ASA Conference on Statistical Practice 2018, Friday 1 of 6, Keynote Address & Working with Messy Data
Some highlights from Conference on Statistical Practice sessions: to keep it simple, just a few notes and my favorite slide per session I attended. I work in Population Health Analytics at Legacy Hospital System in Portland, Oregon, so some of these presenters’ work may be interpreted through that lens.
Posts by time period:
- 8:00 AM Keynote Address & 9:15 AM Working with Messy Data
- 11:00 AM Streamlining Your Work Using (Shiny) Apps
- 2:00 PM Data Mining Algorithms / Presenting and Storytelling
- 3:45 PM Working with Health Care Data
- Posters I Wish I’d Seen
- Additional Sessions I Wish I’d Attended
- 9:15 AM Poster Session 3 / Survival Analysis v. ‘Survival’ Analysis
- 11:00 AM Causal Inference
- 2:00 PM Deploying Quantitative Models as ‘Visuals’ in Popular Data Visualization Platforms
- Additional Sessions I Wish I’d Attended
8:00 AM Keynote Address
Reflections on Career Opportunities and Leadership in Statistics, Lisa LaVange, The University of North Carolina
Statistical training alone provides perspective and a right to be a leader.

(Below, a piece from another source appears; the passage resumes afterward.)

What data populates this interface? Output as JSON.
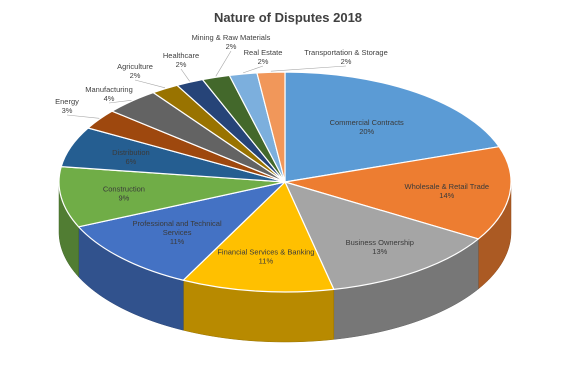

She encouraged looking for “statistical leadership” opportunities and I felt inspired by her to improve my leadership artistry.
LaVange described the growing field of precision medicine as determining the right intervention at the right time at the right dose. It struck me that care management is precision medicine, or could become it.
9:15 AM Working with Messy Data
Practical Time-Series Clustering for Messy Data in R Jonathan Robert Page, University of Hawai’i Economic Research Organization
Problem: a Kenyan GoFundMe type site wants to know if there are clusters of projects, in terms of funding patterns, to get a sense which projects need promotion and which do not.
Page took time series data on donations to projects and looked for clusterings using two methods: Dynamic Time Warping (DTW) using dtwclust R package and k-Shapes. He used cumulative sums, not daily donation amounts as the y-value.
After cleaning (for which he presents a wealth of R code), it feels easy (maybe he makes it look easy). DTW seems to cluster on when changes occur so assumes similar jumps in terms of y and measures time distance, the x-distance between the key changes. K-Shapes, meanwhile, seems to measure vertical distance at the same time, but I’m not sure these are correct interpretations.
Page likes to present clusters of Time Series in x by x style - so 4, 9, or 16 clusters. He does this to show stakeholders different resolutions / zoom levels.
Pretty “smoke graph” I’d call it, with alpha = 0.1. Blue line is medoid of normalized cluster. You can see in the second one a cluster in which no one ever donates anything in the first 30 days. Cluster 5 does great at first then flattens out. Clusters 8 and 9 look the most promising: since they finish their first 30 days still with an upward slope, that may indicate continuing interest.
Doing Data Linkage: A Behind-the-Scenes Look Clinton J. Thompson, National Center for Health Statistics, CDC
Problem: full story of health and death is in two data sets, which require being linked, but these files have millions of rows and no common ID, and thus trillions of possible combinations, so linkage isn’t straightforward. The QC process ultimately takes a long time.
Data linkage processes can be challenging, and it is possible to enhance review and quality control processes. For these two data sets, Thompson links on birth year, sex and first name. Interestingly, first name is a function of birth year and sex, so they eventually decide to aggregate it to just first initial. They found this aggregation method was necessary for working with relatively big data without proper tools to handle it, but that ended up disguising issues at a more granular level.
One big change for the most recent run of this linkage in 2015 was to make the upper cutoff of birth year higher at 1990+ instead of 1965+. So everyone who was born after that year in both data sets is in one categorical group. They had to investigate how this affected the quality of the linking, and these sets of box plots with year on the y-axis and weight on the x-axis show how much the distribution changed by this choice of feature engineering. Each point is a different first name. You can see this is one tab “FName by DOB Year” of CDC’s QA data visualization dashboard.
Further comparing 2011 vs. 2015 distributions and summary statistics, Thompson concluded the change was necessary to maintain comparable quality of past data linkages.
He uses dashboards to QC. I see this being a useful way to monitor data for possible errors - a dashboard designed for the analytics team that attempts to answer the question, “Can I trust this new data?” My team could program in checks for the kinds of messes we’ve seen before, and maybe even do processing in PowerBI with check boxes to make suggested corrections. Maybe a top 5 correction suggestions, and check yes to fix it in the output file.